Closed aschulm closed 9 years ago
It's a misleading function name, carried over from the Saleae API docs. When your capture finishes, capture_start will return, but this probably isn't the desired behavior in most cases. I have literally one script using this stuff right now, so feel free to change to a more sane API and I'll update my side.
Well my bigger concern is the fact that your documentation says that command should return immediately and it doesn't. You also already have the "capture_start_and_wait_for_finished" which does the blocking start.

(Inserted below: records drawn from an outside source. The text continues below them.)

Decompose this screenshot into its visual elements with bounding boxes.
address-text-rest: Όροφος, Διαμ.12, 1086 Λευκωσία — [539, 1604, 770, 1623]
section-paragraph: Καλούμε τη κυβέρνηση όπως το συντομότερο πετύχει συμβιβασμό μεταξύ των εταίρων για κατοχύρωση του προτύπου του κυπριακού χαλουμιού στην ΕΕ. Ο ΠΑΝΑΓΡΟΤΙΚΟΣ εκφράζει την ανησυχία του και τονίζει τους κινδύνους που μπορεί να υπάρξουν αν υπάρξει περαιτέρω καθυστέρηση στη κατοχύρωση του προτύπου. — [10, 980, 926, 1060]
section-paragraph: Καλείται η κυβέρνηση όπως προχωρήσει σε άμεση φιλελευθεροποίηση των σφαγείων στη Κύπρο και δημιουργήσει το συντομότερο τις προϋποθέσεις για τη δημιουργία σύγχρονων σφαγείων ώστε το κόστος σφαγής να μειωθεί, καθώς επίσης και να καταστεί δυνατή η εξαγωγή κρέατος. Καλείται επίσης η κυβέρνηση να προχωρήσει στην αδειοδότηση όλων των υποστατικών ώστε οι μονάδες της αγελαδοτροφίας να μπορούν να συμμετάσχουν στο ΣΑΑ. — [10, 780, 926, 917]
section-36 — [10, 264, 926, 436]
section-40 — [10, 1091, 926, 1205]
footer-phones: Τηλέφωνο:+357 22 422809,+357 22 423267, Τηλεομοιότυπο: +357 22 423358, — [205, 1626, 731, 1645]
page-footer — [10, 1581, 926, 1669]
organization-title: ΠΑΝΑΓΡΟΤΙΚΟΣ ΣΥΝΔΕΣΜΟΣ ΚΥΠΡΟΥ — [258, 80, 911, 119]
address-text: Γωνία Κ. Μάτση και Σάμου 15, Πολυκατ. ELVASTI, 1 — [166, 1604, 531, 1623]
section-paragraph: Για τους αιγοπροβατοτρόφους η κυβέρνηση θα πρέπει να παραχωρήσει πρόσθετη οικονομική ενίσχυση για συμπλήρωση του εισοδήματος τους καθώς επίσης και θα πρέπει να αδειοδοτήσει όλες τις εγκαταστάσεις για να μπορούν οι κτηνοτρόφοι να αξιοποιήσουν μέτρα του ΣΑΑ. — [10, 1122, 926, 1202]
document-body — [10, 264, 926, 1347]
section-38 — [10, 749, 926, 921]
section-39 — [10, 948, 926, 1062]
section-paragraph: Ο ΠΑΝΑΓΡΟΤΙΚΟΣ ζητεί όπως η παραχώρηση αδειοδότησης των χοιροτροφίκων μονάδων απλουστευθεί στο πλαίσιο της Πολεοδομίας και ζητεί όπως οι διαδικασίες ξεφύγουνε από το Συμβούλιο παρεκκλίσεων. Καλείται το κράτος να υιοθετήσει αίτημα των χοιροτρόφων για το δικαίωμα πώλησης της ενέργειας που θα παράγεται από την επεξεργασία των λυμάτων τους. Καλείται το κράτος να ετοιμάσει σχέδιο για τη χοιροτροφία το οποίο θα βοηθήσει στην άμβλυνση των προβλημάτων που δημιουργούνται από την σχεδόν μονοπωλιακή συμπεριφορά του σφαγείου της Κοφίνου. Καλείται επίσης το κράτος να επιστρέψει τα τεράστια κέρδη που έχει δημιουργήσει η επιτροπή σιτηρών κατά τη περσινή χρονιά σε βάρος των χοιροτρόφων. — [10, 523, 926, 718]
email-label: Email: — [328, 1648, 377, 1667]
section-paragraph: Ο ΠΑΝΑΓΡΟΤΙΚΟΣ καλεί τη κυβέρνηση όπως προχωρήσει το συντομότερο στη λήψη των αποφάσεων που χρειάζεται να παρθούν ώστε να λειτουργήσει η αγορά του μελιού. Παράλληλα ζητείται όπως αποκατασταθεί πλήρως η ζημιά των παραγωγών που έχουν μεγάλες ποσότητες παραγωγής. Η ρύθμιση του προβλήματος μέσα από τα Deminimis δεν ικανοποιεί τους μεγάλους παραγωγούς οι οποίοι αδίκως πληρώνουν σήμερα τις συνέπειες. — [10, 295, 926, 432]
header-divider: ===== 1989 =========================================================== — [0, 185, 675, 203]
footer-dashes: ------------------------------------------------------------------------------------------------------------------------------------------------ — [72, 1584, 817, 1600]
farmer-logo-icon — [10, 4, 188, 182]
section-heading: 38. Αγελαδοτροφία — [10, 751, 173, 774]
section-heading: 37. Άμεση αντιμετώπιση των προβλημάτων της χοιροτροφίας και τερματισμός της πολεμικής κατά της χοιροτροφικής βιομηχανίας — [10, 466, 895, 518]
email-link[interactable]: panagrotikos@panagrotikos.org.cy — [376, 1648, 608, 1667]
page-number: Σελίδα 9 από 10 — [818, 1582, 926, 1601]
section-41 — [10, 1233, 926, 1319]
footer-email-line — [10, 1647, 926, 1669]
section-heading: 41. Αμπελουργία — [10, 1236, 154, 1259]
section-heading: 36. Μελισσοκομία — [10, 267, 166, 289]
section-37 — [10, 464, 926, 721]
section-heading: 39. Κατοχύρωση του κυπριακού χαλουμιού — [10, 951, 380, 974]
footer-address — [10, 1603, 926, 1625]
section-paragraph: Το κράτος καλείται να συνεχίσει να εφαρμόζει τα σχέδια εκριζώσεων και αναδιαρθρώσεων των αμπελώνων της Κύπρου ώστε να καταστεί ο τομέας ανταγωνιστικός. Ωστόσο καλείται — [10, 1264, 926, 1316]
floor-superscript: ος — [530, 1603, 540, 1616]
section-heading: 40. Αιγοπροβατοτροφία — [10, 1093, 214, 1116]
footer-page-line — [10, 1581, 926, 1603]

I found the non-blocking start useful.
My plan is to just add a wait_for_ack parameter to _cmd()
Huh. Clearly I thought about that and it doesn't behave as expected. A bit distracted today, sorry for the misinformation before.
Will saleae eventually send an ack for the capture / will this lead to an out-of-band ack at some point we have to deal with?
On Wed, Sep 9, 2015 at 4:31 PM Aaron Schulman notifications@github.com wrote:
Well my bigger concern is the fact that your documentation says that command should return immediately and it doesn't. You also already have the "capture_start_and_wait_for_finished" which does the blocking start.
I found the non-blocking start useful.
My plan is to just add a wait_for_ack parameter to _cmd()
— Reply to this email directly or view it on GitHub https://github.com/ppannuto/python-saleae/issues/3#issuecomment-139037252 .
No, capture never returns an ACK.
"Socket Command: capture This command starts a capture. It will return NAK if an error occurs. Example: capture"
I decided to add a wait_for_ack parameter to _cmd() with a default of True, and I only modified the capture_start() _cmd() call to not wait for ack.
capture_start() runs _cmd() which waits for an ACK
I guess we could consider a parameter to _cmd that specifies if it should wait for ACK or not, or we can just build the _send right into capture_start(), but that's kinda hacky.